Press release – The European Defence Fund will merely benefit the industry and trigger arms race in autonomous weapons, says ENAAT
European Network Against Arms Trade (ENAAT) Press Release
Brussels, 13 June 2018 Today the European Commission released its proposals for the Security and Defence heading under the next EU long-term budget. They confirm an unprecedented funding level for security and military priorities, with a Defence Fund jumping by 2200%.“The European Defence Fund will subsidize private actors for the Research & Development of controversial weaponry, which will then be used or exported according to industrial or strategic national interests”, warns the European Network Against Arms Trade.
The next EU long-term budget, to run from 2021 to 2027, will dedicate 2 out of 6 headings1 to security, military, migration and border management issues. Together those 2 headings would benefit from the largest budget increase compared to other policies: respectively 180% and 260% rises for security and for migration & border management, and an astonishing 2200% jump for the European Defence Fund from €0.59 to €13 billion. In 2027, the EU will have spent more for military research than for humanitarian aid…
“The next long-term budget confirms the EU paradigm shift towards hard security and military answers to complex problems, as well as the over-influence of the military-industrial complex on EU policy developments: the same companies that are advising the EU will then be the main beneficiaries of this funding” says Laetitia Sédou, EU Programme Officer for ENAAT.

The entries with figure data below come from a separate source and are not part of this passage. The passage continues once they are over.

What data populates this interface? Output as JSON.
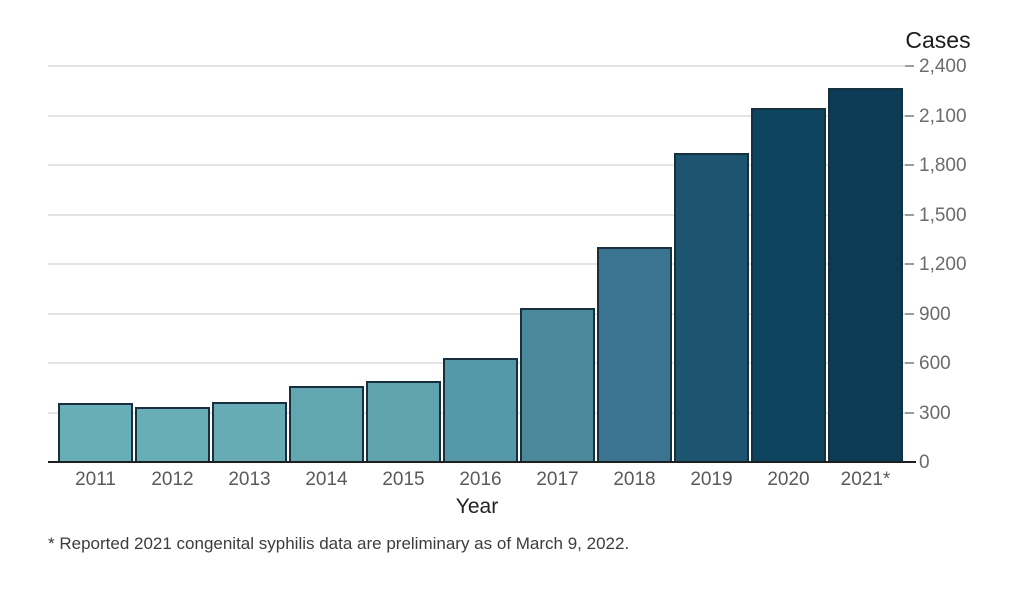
{
  "chart_data": {
    "type": "bar",
    "title": "",
    "ylabel": "Cases",
    "xlabel": "Year",
    "categories": [
      "2011",
      "2012",
      "2013",
      "2014",
      "2015",
      "2016",
      "2017",
      "2018",
      "2019",
      "2020",
      "2021*"
    ],
    "values": [
      360,
      334,
      362,
      462,
      492,
      628,
      935,
      1306,
      1870,
      2148,
      2268
    ],
    "bar_colors": [
      "#68aeb8",
      "#68aeb8",
      "#66abb6",
      "#62a6b1",
      "#60a3ae",
      "#5599a9",
      "#4b8899",
      "#3b7490",
      "#1d5570",
      "#0d455f",
      "#0b3b55"
    ],
    "ylim": [
      0,
      2400
    ],
    "ytick_interval": 300,
    "yticks": [
      0,
      300,
      600,
      900,
      1200,
      1500,
      1800,
      2100,
      2400
    ],
    "ytick_labels": [
      "0",
      "300",
      "600",
      "900",
      "1,200",
      "1,500",
      "1,800",
      "2,100",
      "2,400"
    ],
    "grid": "horizontal",
    "legend": "none",
    "footnote": "* Reported 2021 congenital syphilis data are preliminary as of March 9, 2022."
  },
  "colors": {
    "bar_border": "#16303f",
    "gridline": "#e4e4e4",
    "axis_line": "#1f1f1f",
    "y_tick_label": "#6b6b6b",
    "x_tick_label": "#5a5a5a",
    "title_text": "#1b1b1b"
  }
}
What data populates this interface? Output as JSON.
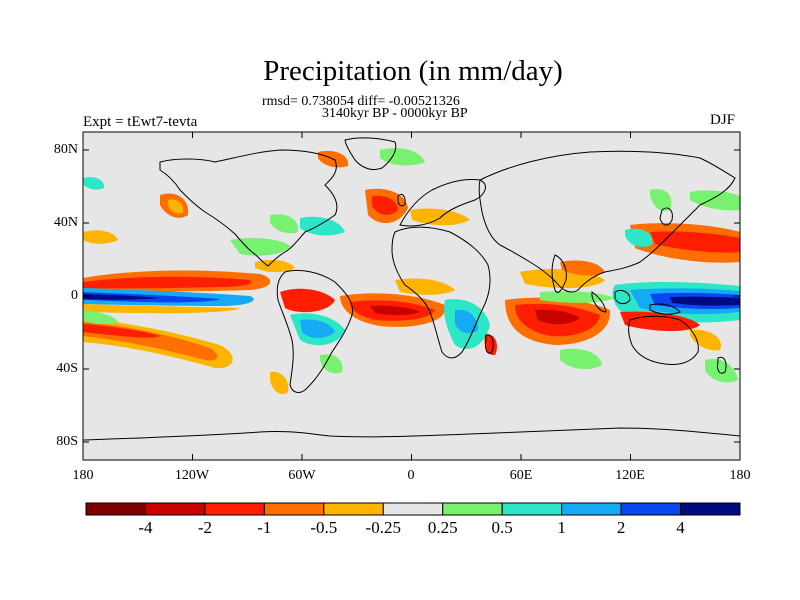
{
  "title": "Precipitation (in mm/day)",
  "stats_line": "rmsd= 0.738054 diff= -0.00521326",
  "period_line": "3140kyr BP - 0000kyr BP",
  "experiment": "Expt = tEwt7-tevta",
  "season": "DJF",
  "axes": {
    "lat_ticks": [
      "80N",
      "40N",
      "0",
      "40S",
      "80S"
    ],
    "lon_ticks": [
      "180",
      "120W",
      "60W",
      "0",
      "60E",
      "120E",
      "180"
    ]
  },
  "colorbar": {
    "labels": [
      "-4",
      "-2",
      "-1",
      "-0.5",
      "-0.25",
      "0.25",
      "0.5",
      "1",
      "2",
      "4"
    ],
    "colors": [
      "#800000",
      "#c80000",
      "#ff1e00",
      "#ff6e00",
      "#ffb400",
      "#e6e6e6",
      "#78f070",
      "#2de6c8",
      "#14aaf5",
      "#0a46f0",
      "#000a82"
    ]
  },
  "map_colors": {
    "ocean_neutral": "#e6e6e6",
    "coast": "#000000"
  }
}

The European Defence Fund will focus in particular on unmanned military technology like armed drones, and could also support the development of fully autonomous weapons, including lethal ones (killer robots):
The French and German governments want the European military drone MALE to be further developed under the Defence Fund. The Preparatory Action for Defence Research1 dedicates a third of its budget to unmanned systems for maritime surveillance. And EU Member States rejected any binding limitation to the development of fully autonomous weapons in the European Defence Industrial Development Programme2.
Francesco Vignarca, coordinator of the Italian Disarmament Network, alerts: “The use of armed drones, and of fully autnomous weapons in the near future, is changing the face of war and challenging international law. It is of particular concern that Europe puts the development of such problematic technology in the hands of a military industry which has profit as its ultimate goal.”
Another main objective of the European Defence Fund is to boost the global competitiveness of the military industry. And given that national markets are already too small to absorb European over-production and provide higher profitability, the arms industry will put an even greater emphasis on exports, including of EU-funded new military technology as a crucial competitive edge.
“Those developments will not lead to peace and security, but will only increase the arms industry profits and exacerbate the global arms race. Worldwide military spending is on its highest level since the Cold War. It is time that the EU tackles the root causes of conflicts rather than investing in military solutions which have not worked in the past.” added Bram Vranken, researcher for the Belgian organisation Vredesactie.
1The 6 headings are: I. Single Market & Innovation, II. Cohesion & Values, III. Natural Resources & Environment, VI. Migration & Border Management, V. Security & Defence, VI. Neighbourhood & the World, VII. Administration
2The Preparatory Action for Defence Research (PADR, on-going) and the European Defence Industrial programme (EDIDP, to be adopted in the coming weeks) are 2 pilot funding schemes under the current EU budgetary cycle, and constitute the 2 pillars of the European Defence Fund till 2020.